The film follows Jin Kazama (Jon Foo) in his attempts to rid himself of the devil which plagues his soul and confronting his father, Kazuya Mishima (Ian Anthony Dale) and his grandfather, Heihachi Mishima (Cary-Hiroyuki Tagawa).
In the year of 2039, after World Wars destroy much of civilization as we know it, the remaining territories are no longer run by governments, but by corporations; the mightiest of which is the Mishima Zaibatsu. In order to keep the masses down, Mishima sponsors the King of Iron Fist Tournament, or Tekken, in which fighters battle until one is left standing, who in turn will receive a lifetime of stardom and wealth. We are introduced to this violent world through the eyes of Jin Kazama who enters the tournament in order to avenge the death of his mother that he blames upon the Mishima Zaibatsu’s most powerful and controlling chairman – Heihachi Mishima. He knows that the only way to get close enough to Mishima to kill him is to win the tournament, but in doing so, he begins to uncover his own past and inner demons as well as exposing a dark underbelly to Tekken that threatens the very existence of humanity.

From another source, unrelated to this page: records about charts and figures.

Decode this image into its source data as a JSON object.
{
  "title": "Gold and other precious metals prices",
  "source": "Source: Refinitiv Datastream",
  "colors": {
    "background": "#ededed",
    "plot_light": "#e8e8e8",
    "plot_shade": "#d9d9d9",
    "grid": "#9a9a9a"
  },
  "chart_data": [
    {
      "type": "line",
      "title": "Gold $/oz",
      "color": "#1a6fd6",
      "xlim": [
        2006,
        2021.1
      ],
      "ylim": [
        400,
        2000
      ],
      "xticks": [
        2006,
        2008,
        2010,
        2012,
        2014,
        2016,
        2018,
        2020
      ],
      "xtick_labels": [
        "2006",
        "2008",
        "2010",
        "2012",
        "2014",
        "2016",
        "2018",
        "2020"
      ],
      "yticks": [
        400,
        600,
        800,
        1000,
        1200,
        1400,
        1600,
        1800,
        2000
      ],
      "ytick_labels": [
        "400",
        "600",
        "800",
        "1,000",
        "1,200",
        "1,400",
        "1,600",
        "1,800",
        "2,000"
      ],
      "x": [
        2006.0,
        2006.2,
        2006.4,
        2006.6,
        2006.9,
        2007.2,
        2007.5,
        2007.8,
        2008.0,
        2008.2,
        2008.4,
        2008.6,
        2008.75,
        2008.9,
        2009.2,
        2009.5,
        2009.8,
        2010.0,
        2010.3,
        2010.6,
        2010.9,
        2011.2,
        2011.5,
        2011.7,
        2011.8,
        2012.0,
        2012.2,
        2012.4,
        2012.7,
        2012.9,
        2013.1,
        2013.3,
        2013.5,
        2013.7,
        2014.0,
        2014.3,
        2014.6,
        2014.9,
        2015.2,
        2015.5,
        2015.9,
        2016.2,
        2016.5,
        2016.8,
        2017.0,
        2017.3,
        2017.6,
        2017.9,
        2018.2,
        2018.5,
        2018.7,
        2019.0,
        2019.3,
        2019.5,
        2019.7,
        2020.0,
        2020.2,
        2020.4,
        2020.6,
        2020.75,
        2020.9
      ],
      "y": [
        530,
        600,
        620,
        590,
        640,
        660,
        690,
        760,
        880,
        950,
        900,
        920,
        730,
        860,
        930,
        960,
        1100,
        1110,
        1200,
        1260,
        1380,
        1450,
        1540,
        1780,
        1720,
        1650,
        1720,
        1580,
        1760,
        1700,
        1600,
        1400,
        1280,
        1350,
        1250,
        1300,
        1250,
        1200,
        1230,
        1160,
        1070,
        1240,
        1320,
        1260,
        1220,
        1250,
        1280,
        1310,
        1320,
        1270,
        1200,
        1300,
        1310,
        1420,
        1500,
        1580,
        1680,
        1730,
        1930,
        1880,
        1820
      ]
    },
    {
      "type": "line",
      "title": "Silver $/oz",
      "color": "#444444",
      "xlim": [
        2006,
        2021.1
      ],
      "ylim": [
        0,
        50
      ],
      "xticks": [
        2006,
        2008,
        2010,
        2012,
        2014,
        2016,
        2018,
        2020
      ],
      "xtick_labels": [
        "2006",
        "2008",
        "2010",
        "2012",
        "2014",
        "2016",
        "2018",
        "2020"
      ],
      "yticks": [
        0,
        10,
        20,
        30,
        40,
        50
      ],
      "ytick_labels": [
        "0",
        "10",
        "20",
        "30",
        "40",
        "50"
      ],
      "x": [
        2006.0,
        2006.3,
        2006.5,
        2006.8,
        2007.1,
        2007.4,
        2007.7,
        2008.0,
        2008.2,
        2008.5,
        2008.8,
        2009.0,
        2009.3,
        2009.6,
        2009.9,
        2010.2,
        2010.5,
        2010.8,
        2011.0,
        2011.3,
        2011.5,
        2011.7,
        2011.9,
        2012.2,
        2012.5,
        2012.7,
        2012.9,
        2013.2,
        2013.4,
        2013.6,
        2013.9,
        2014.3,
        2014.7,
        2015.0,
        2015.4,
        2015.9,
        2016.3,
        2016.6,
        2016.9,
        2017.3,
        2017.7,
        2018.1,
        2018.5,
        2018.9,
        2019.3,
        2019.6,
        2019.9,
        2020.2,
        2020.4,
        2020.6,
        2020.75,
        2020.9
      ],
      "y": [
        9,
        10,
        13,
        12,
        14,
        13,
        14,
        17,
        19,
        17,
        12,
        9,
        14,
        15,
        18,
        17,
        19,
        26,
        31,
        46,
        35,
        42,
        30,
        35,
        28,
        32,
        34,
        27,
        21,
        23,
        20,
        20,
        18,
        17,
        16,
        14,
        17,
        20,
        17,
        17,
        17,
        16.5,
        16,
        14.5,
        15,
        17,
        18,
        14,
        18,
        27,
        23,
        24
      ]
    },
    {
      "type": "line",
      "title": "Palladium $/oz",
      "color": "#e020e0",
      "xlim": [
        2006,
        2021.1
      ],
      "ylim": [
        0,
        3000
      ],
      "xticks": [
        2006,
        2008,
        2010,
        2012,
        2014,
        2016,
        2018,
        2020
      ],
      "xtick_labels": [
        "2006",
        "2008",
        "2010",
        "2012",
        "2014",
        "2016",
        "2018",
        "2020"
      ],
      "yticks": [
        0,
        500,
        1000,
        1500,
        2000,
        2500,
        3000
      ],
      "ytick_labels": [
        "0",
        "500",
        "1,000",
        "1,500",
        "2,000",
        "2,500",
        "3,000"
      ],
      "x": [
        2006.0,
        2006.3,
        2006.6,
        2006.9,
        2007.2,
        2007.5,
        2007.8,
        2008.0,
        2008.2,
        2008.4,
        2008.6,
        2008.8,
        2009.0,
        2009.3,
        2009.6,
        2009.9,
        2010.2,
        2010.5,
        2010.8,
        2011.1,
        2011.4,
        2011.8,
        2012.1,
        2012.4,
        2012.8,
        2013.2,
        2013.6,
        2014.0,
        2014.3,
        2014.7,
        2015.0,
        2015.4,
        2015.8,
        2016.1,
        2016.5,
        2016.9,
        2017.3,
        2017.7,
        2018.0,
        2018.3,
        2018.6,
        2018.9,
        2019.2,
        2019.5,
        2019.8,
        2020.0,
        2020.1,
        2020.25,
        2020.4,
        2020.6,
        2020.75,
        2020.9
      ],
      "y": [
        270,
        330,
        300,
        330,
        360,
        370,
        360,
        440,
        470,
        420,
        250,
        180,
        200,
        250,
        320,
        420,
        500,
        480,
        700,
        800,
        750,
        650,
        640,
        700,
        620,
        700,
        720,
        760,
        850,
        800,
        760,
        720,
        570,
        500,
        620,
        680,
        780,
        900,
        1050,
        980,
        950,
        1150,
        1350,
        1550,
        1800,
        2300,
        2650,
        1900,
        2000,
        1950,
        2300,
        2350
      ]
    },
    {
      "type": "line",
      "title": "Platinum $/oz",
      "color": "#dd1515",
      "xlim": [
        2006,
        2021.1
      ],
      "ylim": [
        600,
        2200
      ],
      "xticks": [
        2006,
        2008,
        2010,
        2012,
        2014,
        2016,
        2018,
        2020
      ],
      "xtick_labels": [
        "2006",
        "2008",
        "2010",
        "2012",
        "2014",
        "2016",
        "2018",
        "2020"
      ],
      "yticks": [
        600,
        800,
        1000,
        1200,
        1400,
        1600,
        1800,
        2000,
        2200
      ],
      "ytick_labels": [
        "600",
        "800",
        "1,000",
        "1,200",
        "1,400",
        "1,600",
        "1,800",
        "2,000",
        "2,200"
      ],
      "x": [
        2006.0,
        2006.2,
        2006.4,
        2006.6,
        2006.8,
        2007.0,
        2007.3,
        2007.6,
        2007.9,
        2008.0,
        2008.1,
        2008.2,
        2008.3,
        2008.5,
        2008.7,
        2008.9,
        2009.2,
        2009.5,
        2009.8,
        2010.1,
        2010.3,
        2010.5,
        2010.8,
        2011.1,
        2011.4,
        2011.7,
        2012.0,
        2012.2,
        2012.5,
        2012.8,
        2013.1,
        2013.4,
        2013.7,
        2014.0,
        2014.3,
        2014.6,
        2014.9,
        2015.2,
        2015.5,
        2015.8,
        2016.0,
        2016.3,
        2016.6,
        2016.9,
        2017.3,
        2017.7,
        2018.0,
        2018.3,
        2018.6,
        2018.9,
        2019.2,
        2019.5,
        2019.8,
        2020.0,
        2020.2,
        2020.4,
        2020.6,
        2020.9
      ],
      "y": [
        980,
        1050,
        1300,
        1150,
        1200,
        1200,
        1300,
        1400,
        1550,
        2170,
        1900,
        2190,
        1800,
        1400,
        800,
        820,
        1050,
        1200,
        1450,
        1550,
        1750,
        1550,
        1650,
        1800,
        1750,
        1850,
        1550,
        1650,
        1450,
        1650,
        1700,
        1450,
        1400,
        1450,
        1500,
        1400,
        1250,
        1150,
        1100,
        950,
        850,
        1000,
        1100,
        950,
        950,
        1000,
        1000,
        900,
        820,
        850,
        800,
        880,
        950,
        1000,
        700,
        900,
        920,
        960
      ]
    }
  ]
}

Although most video games (especially those based on fighting games) are usually dreadful, there are some positives about this adaptation of Tekken: it has retained its R-rating; the amazingly talented Cyril Raffaelli (District 13, District 13: Ultimatum) was the fight choreographer; some amazing martial artists are included within the cast such as John Foo in the lead role of Jin Kazama, Cung Le as Marshall Law, Gary Daniels as Bryan Fury, and Lateef Crowder as Eddy Gordo; some good casting decisions were also made in the form of Luke Goss (Blade II) as Steve Fox, Cary-Hiroyuki Tagawa (Mortal Kombat) as Heihachi Mishima, and Nathan Jones (Fearless) as Craig Marduk (who the character was actually modeled after for the video games).
However, it should be noted that there are also reasons aplenty for fans of the series to be worried about this film. It has been directed by Dwight H. Little, who although is a prolific TV director, has a feature film resume that is not particularly impressive with efforts such as the Brandon Lee movie Rapid Fire and Halloween 4: The Return of Michael Myers, both of which were also written by Tekken’s scriptwriter Alan B. McElroy. To make matters even worse, McElroy is responsible for writting two of the worst action films ever made in The Marine and Ballistic: Ecks vs. Sever.
Tekken is due to be released on March 6 2010 in Japan, is set for a straight-to-DVD/Blu-ray release on April 5 in the UK, but is currently not set for any type of release in the USA. That in itself is a very bad sign that the film could be as terrible as Street Fighter: The Legend of Chun-Li, which by the looks of things may not be the worst film based on a fighting game to be made once The King of Fighters movie is released.